In The Sea, the lonely and ageing Irish-man Max Morden returns to the seaside retreat where he used to spend his summer holidays as a child. Although he mourns for his recently deceased wife, it is the distant past that haunts him as he remembers the wealthy family that he met there: the "god-like" Graces. Throughout the novel, Banville recounts his childhood infatuation for Mrs. Grace, as well as his later fleeting romance with her daughter, the high-handed and unpredictable Chloe Grace. Yet the hulking and hairy presence of the father, Carlos Grace, taints our impression of the affluent family from the onset, just as the mute and enigmatic Myles - Chloe's twin - lends an unshakeable sense of spookiness to the whole story. It is through Max's revisitation of the "rubble of the past" that we discover the tragedy that befell the Graces and understand why our narrator remarks, "the past beats inside me like a second heart."
As a child, Max was a voyeur, scrutinizing the privileged lives of the Graces and trying to unravel the complex relationship between Rose, their governess, and the family. The intensity of the fascination that the Graces held for him explains why his past has such a firm grip on his present. Thus, it is no surprise that Max continues to observe his surroundings in his older years, but now peers into the windows of a bygone time.
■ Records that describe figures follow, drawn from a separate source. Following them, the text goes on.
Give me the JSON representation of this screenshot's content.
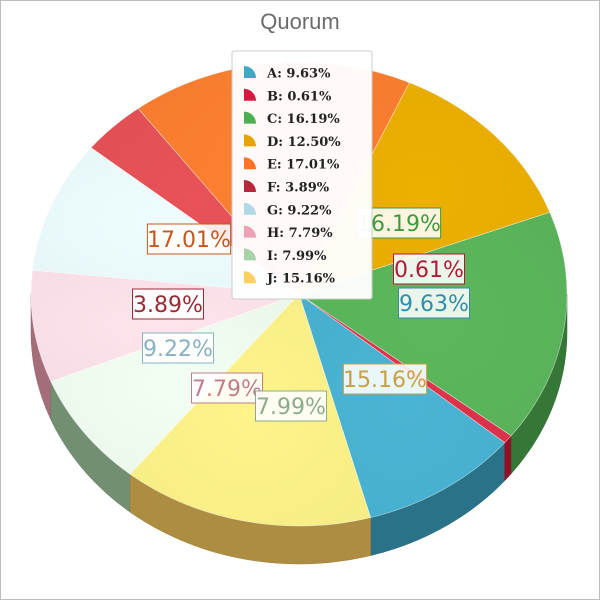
{
  "chart_data": {
    "type": "pie",
    "style": "3d",
    "title": "Quorum",
    "legend": "top-center",
    "categories": [
      "A",
      "B",
      "C",
      "D",
      "E",
      "F",
      "G",
      "H",
      "I",
      "J"
    ],
    "values": [
      9.63,
      0.61,
      16.19,
      12.5,
      17.01,
      3.89,
      9.22,
      7.79,
      7.99,
      15.16
    ],
    "legend_labels": [
      "A: 9.63%",
      "B: 0.61%",
      "C: 16.19%",
      "D: 12.50%",
      "E: 17.01%",
      "F: 3.89%",
      "G: 9.22%",
      "H: 7.79%",
      "I: 7.99%",
      "J: 15.16%"
    ],
    "data_labels": [
      "9.63%",
      "0.61%",
      "16.19%",
      "12.50%",
      "17.01%",
      "3.89%",
      "9.22%",
      "7.79%",
      "7.99%",
      "15.16%"
    ],
    "colors": [
      "#3ea8c8",
      "#d8183c",
      "#4caf50",
      "#e6a300",
      "#ff7324",
      "#b8283c",
      "#b0d8e6",
      "#f0a0b4",
      "#a8d2a8",
      "#ffd060"
    ],
    "face_colors": [
      "#4ab4d4",
      "#e0344c",
      "#5cb85c",
      "#ecb000",
      "#ff8030",
      "#e85258",
      "#eefeff",
      "#ffe4ec",
      "#f2fff2",
      "#fff48a"
    ],
    "label_colors": [
      "#2f8ea8",
      "#b01a36",
      "#3f9a3f",
      "#c08a00",
      "#c8561a",
      "#9a2a34",
      "#8ab0c4",
      "#c07c8c",
      "#8aac8a",
      "#c8a040"
    ]
  }
}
To be concealed, protected, guarded, that is all I have ever truly ever wanted, to burrow down into a place of womby warmth and cower there, hidden from the sky's indifferent gaze and the air's harsh damagings. That is why the past is just such a retreat for me, I go there eagerly, rubbing my hands and shaking off the cold present and the colder future.It is clear that Max, tormented by his deep-seated sense of shame and guilt (the roots of which we do not discover until the huge revelation at the end), is not the most reliable of narrators. For example, he insists that he has made particular references in the novel without having done so, just as readers discover later on that "Max" may not even be his real name.
"I was, one might say, not so much anticipating the future as nostalgic for it, since what in my imaginings was to come was in reality already gone. And suddenly now this strikes me as in some way significant. Was it actually the future I was looking forward to, or something beyond the future?"Yet we sympathize with him nonetheless, seeing the pervasive alienation, deep-rooted grief and self-inflicted misery that has pursued him throughout his life; such are layers to the novel I had not registered so thoroughly three years ago. Yet The Sea retains its magnetism: it is a lyrical and carefully woven contemplation of a troubling childhood and difficult present, and our narrator's memories return to him with the consistency of waves and the weight of water.